Schools Are Rushing Into AI: Here’s What They’re Missing
Artificial intelligence (AI) in education is moving beyond early enthusiasm for tools, automation and personalization toward a deeper debate about pedagogy, ethics, literacy and human agency, according to a new systematic review.
The review, published in Information, examined 235 international studies on artificial intelligence and pedagogy published between 2005 and 2025. It warns that visible adoption does not automatically produce better learning. AI can personalize instruction, support feedback and expand access to resources, but it can also amplify inequality, blur authorship, encourage dependence, weaken assessment and shift control toward private platforms.
From smart tools to difficult questions
Large language models (LLMs) and chatbots do not merely help students find information. They produce explanations, essays, summaries, code and arguments that can look credible even when they are flawed, making them different from earlier digital learning tools. They do not simply assist learning; they intervene in the production of knowledge itself.
The review finds that recent research has become more concerned with academic integrity, authorship, transparency, cognitive dependence, assessment redesign and teacher preparation. The shift shows that education systems are beginning to understand that the biggest AI challenge is not cheating alone. Cheating is only the most visible symptom of a deeper disruption.
If students can use AI to generate work, educators need to rethink what counts as evidence of learning. If AI can produce plausible explanations, students need to learn how to test, question and verify them. If teachers use AI to grade or give feedback, institutions need rules on privacy, fairness, accountability and professional judgment.
Banning tools may be tempting, but it is unlikely to be enough. The study points toward a more difficult task: redesigning learning so that students develop the ability to work critically with AI rather than simply outsource thinking to it.
Four lenses for understanding the AI classroom
The review identifies four major ways researchers now understand AI in education: critical, ethical, literacy-oriented and humanistic.
- The critical lens asks who benefits from AI and who may be left behind. It treats AI not as a neutral innovation, but as a technology shaped by power, infrastructure, language, data and access. This is especially important for developing countries and low-resource education systems. AI may promise personalized learning, but if students lack connectivity, teachers lack training, or tools are not available in local languages, the result may be deeper inequality.
- The ethical lens focuses on responsibility. It includes academic integrity, privacy, transparency, data governance and institutional safeguards. The review makes clear that ethics cannot be reduced to telling students not to misuse AI. Institutions also need clear rules for how AI tools are selected, how student data is protected, how automated judgments are reviewed and how teachers are supported.
- The literacy-oriented lens is the broadest. It argues that AI literacy is not simply knowing how to use a chatbot. Students and teachers need to understand how AI systems work, what kinds of errors they produce, where bias can enter, and when human judgment must override machine output. In this sense, AI literacy is becoming a core educational competence, not a specialist skill reserved for computer science.
- The humanistic lens asks what happens to creativity, agency, dialogue and identity when AI enters the learning process. Education is not only about efficiency. It is about forming judgment, curiosity, empathy, creativity and civic capacity. AI can support those goals only if it is designed and used around human development, not merely automation.
Together, they offer a practical framework for policymakers and education leaders.
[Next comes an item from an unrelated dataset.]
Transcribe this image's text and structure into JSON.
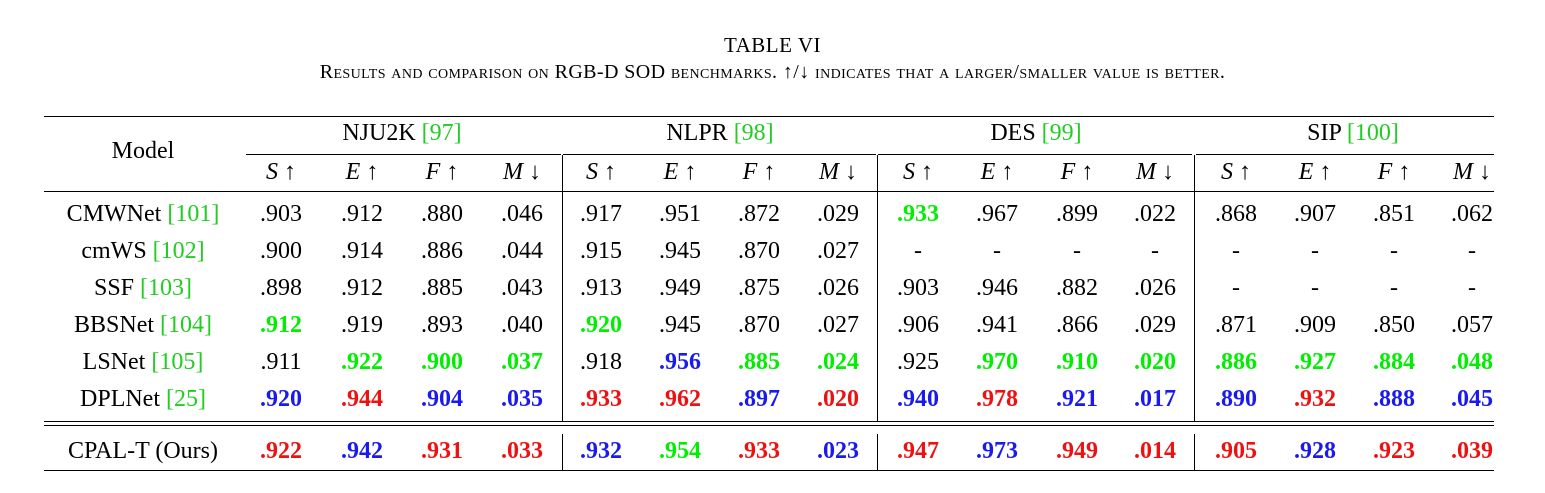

The Global South cannot be an afterthought
Because the study relies on Web of Science and Scopus, it captures internationally visible academic research, but may underrepresent regional databases, multilingual scholarship, community-based work and local experiences from the Global South.
Many AI education frameworks are written from the perspective of well-resourced institutions. They assume access to devices, connectivity, teacher support, digital infrastructure, English-language tools and regulatory capacity. Those assumptions do not hold everywhere. In many education systems, the first-order barriers are not advanced AI governance models but electricity, bandwidth, teacher shortages, language diversity and unequal access to basic digital tools.
For developing countries, the lesson is to avoid importing AI policy as a generic package. Education ministries and development agencies need locally grounded strategies. That means investing in teacher training, public digital infrastructure, local-language tools, inclusive design and evidence on actual learning outcomes.
The risk is that AI becomes another layer of educational inequality: advanced tools for wealthy systems, fragile experimentation for poorer ones. The opportunity is that, with careful design, AI could help expand access to learning support, assist teachers, improve feedback and open new pathways for students who are underserved by current systems.
Better Learning, Not Better Technology
AI adoption is not the same as educational transformation, the study asserts. The next phase should be less about tool announcements and more about hard implementation questions. Are teachers trained to use AI critically? Are students learning to evaluate AI-generated content? Are assessments being redesigned to measure reasoning, creativity and applied understanding? Are data and privacy protections clear? Are low-resource schools being included? Are local languages and cultural contexts represented? Is there evidence that AI improves learning outcomes?
The future classroom will almost certainly include artificial intelligence, but whether that classroom becomes more inclusive, thoughtful and effective will depend less on the power of the tools and more on the choices institutions make around them.